What it does, at least in part, is to amend section 273(1) to clarify that an unconscious person is incapable of consenting, which reflects the Supreme Court of Canada's decision in R. v. J.A., 2011. It amends section 273.2 to clarify the defence of mistaken belief and that consent is not available if the mistake is based on the mistake of law, for example, if the accused believed that the complainant's failure to resist or protest meant that the complainant consented. This will codify aspects of the Supreme Court of Canada's decision in R. v. Ewanchuk back in 1999.

More specifically, in terms of the importance of our shelters, I think that if the member was to look at the national housing strategy which is, from my perspective, a historical document that the minister of housing has done an incredible job on, he will find that there are significant amounts of money being allocated to ensure that we continue to support an area in which there is a need.

It is also important that we work with provincial entities. In my area it is Osborne House, which does a fantastic job at meeting many of the needs of women and others in our community who unfortunately have had to endure sexual assault and many other harms.

Criminal CodeGovernment Orders

December 11th, 2017 / 4:15 p.m.

Liberal

Sean Fraser Liberal Central Nova, NS

Mr. Speaker, just before I pose my question, a comment was made earlier about my hon. colleague waving his arms on occasion. When he spends as much time in the chamber as this member does, there is very little time for exercise. I know where he comes from.

I do want to ask something on a more serious note.
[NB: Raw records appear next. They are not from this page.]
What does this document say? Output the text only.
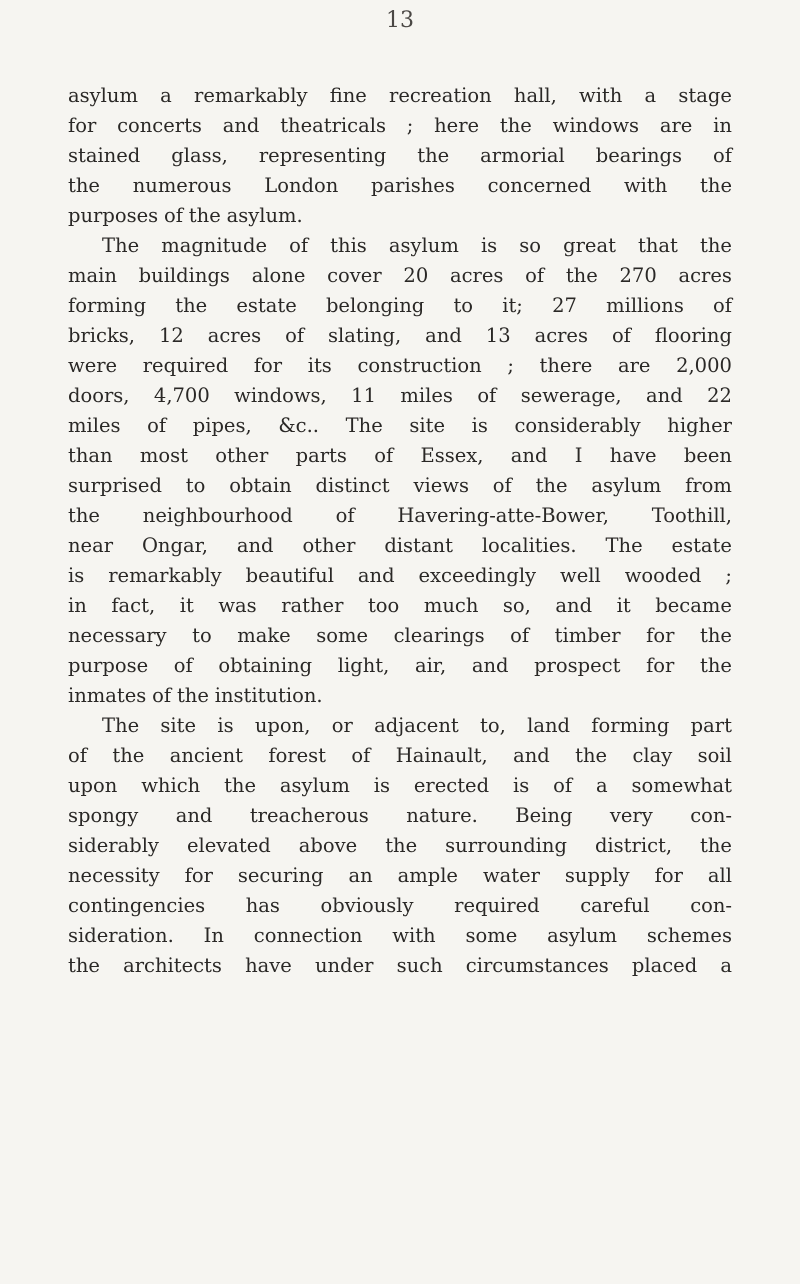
13
asylum a remarkably fine recreation hall, with a stage
for concerts and theatricals ; here the windows are in
stained glass, representing the armorial bearings of
the numerous London parishes concerned with the
purposes of the asylum.
The magnitude of this asylum is so great that the
main buildings alone cover 20 acres of the 270 acres
forming the estate belonging to it; 27 millions of
bricks, 12 acres of slating, and 13 acres of flooring
were required for its construction ; there are 2,000
doors, 4,700 windows, 11 miles of sewerage, and 22
miles of pipes, &c.. The site is considerably higher
than most other parts of Essex, and I have been
surprised to obtain distinct views of the asylum from
the neighbourhood of Havering-atte-Bower, Toothill,
near Ongar, and other distant localities. The estate
is remarkably beautiful and exceedingly well wooded ;
in fact, it was rather too much so, and it became
necessary to make some clearings of timber for the
purpose of obtaining light, air, and prospect for the
inmates of the institution.
The site is upon, or adjacent to, land forming part
of the ancient forest of Hainault, and the clay soil
upon which the asylum is erected is of a somewhat
spongy and treacherous nature. Being very con-
siderably elevated above the surrounding district, the
necessity for securing an ample water supply for all
contingencies has obviously required careful con-
sideration. In connection with some asylum schemes
the architects have under such circumstances placed a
This bill includes important measures dealing with the importance of consent in terms of criminal law around sexual assault. I want to recognize some of the points made from different members from different parties on the issue of the circumstances across different sectors of society and the battle that we need to fight to ensure the victims have the support that they need.

In addition to those systemic supports, this particular bill proposes certain revisions that clarify the importance of consent in sexual assault cases. They ensure that, for example, communications are now subject to the rape shield laws that have long protected the use of a person's sexual history to impugn their credibility, for example, or imply consent in a certain circumstance.

Does the hon. member think that this particular bill is going to enhance the number of women who actually are able to come forward and restore their faith in the justice system to report a crime of sexual assault when it takes place in our communities?